Memang, tren TI di bisnis asuransi terus berkembang. Di industri asuransi jiwa, misalnya, seluruh pelaku usaha sudah memanfaatkan peran TI ini. Pemanfaatannya mulai dari membangun data warehouse untuk business inteligence, penerapan sistem pengambilan keputusan, hingga mengembangkan e-commerce.
"Namun, perlu diketahui, TI atau e-commerce ini baru digunakan oleh masyarakat berpendidikan tinggi. Jadi, saya kira, peranan agen itu sendiri di asuransi jiwa masih akan digunakan dalam 20 tahun ke depan," ujar Hendrisman Rahim, Ketua Umum Asosiasi Asuransi Jiwa Indonesia, Selasa (17/3).

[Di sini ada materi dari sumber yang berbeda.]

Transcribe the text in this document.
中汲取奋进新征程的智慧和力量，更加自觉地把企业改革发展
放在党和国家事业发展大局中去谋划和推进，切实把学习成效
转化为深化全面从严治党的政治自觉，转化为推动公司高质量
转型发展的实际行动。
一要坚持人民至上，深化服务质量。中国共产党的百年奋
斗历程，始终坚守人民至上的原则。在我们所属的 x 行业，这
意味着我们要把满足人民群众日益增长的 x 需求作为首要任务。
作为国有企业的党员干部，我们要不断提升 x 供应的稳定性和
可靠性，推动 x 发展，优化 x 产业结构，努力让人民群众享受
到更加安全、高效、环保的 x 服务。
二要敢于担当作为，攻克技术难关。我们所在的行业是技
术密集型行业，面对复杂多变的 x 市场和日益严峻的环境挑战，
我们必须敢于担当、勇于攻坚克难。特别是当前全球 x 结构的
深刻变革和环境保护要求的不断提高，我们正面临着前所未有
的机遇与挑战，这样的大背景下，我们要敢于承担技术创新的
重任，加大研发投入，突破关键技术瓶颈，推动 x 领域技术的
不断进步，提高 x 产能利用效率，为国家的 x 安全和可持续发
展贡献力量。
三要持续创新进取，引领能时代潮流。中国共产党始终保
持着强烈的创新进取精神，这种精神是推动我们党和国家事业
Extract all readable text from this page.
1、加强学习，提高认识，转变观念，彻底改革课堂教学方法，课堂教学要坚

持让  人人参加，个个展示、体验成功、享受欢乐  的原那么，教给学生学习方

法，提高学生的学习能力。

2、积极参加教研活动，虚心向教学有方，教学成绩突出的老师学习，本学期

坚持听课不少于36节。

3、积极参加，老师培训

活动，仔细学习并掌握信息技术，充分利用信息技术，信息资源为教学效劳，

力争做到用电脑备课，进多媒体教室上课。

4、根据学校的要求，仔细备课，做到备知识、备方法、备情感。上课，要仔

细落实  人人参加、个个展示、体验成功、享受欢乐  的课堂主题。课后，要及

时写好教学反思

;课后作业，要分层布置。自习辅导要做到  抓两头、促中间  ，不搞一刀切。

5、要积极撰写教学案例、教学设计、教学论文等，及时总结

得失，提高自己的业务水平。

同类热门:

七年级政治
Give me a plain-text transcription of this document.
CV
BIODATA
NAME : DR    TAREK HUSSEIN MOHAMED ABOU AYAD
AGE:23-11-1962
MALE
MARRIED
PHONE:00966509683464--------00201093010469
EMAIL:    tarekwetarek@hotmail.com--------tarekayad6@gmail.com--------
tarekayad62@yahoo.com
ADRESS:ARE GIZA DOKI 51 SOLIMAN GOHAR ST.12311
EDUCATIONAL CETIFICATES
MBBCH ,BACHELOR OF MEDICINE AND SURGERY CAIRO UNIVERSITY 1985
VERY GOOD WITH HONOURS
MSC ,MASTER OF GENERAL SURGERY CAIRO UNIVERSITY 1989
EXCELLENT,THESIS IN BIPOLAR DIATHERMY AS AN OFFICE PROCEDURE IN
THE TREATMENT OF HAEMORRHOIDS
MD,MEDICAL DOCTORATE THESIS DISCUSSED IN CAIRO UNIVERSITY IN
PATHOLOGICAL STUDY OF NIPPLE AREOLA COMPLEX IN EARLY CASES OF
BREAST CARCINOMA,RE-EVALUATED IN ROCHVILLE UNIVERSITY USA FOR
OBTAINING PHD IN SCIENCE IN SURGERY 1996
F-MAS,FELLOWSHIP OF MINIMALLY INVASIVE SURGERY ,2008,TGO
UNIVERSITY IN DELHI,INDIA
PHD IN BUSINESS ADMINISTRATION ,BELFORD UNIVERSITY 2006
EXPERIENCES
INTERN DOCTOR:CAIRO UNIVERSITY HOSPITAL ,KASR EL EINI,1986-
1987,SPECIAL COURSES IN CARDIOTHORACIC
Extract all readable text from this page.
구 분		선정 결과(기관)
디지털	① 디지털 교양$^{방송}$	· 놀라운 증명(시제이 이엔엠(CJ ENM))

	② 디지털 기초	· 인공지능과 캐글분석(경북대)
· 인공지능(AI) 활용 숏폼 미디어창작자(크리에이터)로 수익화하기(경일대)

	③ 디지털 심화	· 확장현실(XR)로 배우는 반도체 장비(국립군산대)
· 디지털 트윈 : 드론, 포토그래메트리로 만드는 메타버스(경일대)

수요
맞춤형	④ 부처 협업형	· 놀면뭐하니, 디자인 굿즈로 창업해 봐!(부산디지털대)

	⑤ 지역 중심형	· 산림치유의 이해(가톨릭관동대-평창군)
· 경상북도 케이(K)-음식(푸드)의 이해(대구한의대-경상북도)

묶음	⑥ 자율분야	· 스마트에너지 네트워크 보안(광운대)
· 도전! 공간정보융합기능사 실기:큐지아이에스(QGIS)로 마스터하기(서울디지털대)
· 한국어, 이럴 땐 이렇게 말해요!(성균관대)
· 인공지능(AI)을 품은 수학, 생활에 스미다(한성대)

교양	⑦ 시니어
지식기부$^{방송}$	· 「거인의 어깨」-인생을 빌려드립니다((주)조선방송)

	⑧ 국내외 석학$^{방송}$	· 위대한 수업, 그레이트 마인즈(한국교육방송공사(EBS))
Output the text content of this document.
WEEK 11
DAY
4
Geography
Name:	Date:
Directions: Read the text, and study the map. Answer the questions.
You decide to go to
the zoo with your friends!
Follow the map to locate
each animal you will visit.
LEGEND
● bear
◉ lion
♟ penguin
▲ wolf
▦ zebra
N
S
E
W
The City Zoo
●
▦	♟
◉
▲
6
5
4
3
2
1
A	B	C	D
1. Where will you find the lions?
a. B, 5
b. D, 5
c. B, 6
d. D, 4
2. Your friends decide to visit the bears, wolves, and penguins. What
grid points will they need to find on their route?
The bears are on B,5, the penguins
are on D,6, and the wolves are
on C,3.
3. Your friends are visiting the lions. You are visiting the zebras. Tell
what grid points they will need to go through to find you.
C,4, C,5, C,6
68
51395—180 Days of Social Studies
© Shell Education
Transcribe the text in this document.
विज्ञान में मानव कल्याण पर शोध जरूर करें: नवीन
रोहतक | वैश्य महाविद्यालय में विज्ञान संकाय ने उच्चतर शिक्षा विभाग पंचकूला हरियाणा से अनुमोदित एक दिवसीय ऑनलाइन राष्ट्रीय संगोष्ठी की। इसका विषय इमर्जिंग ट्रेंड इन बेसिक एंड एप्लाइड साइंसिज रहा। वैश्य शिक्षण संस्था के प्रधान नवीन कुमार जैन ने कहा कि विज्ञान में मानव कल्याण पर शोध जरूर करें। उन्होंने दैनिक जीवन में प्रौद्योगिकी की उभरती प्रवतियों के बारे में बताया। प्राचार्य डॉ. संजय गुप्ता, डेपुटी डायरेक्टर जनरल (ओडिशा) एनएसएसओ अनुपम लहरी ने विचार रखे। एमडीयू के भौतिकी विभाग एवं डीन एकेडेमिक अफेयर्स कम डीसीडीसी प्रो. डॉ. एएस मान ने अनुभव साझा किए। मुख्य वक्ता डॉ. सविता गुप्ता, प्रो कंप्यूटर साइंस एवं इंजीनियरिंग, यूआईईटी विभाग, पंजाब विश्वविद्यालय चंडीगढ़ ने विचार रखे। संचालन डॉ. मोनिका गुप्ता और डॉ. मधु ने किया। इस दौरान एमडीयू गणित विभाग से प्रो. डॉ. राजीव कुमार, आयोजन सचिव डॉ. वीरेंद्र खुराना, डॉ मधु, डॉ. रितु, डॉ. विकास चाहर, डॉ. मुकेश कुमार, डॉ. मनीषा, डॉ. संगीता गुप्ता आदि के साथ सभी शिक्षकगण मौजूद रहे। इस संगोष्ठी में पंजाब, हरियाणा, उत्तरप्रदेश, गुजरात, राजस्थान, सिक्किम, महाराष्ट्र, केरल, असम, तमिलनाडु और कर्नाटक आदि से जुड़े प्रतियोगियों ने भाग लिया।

Jangan heran, meski TI dan e-commerce terus dikembangkan, kanal keagenan belum ditinggalkan. Bahkan, industri asuransi jiwa sendiri menargetkan untuk menggandeng 500.000 agen hingga akhir tahun nanti. Akhir tahun lalu, jumlah agen industri asuransi jiwa mencapai 240.000 orang.
Kanal keagenan sendiri berkontribusi hingga 60% terhadap total premi yang dikantongi industri asuransi jiwa. Sisanya berasal dari jalur distribusi bancassurance. Berdasarkan data Otoritas Jasa Keuangan, industri asuransi jiwa berhasil menghimpun premi sebesar Rp 270 triliun di sepanjang tahun lalu.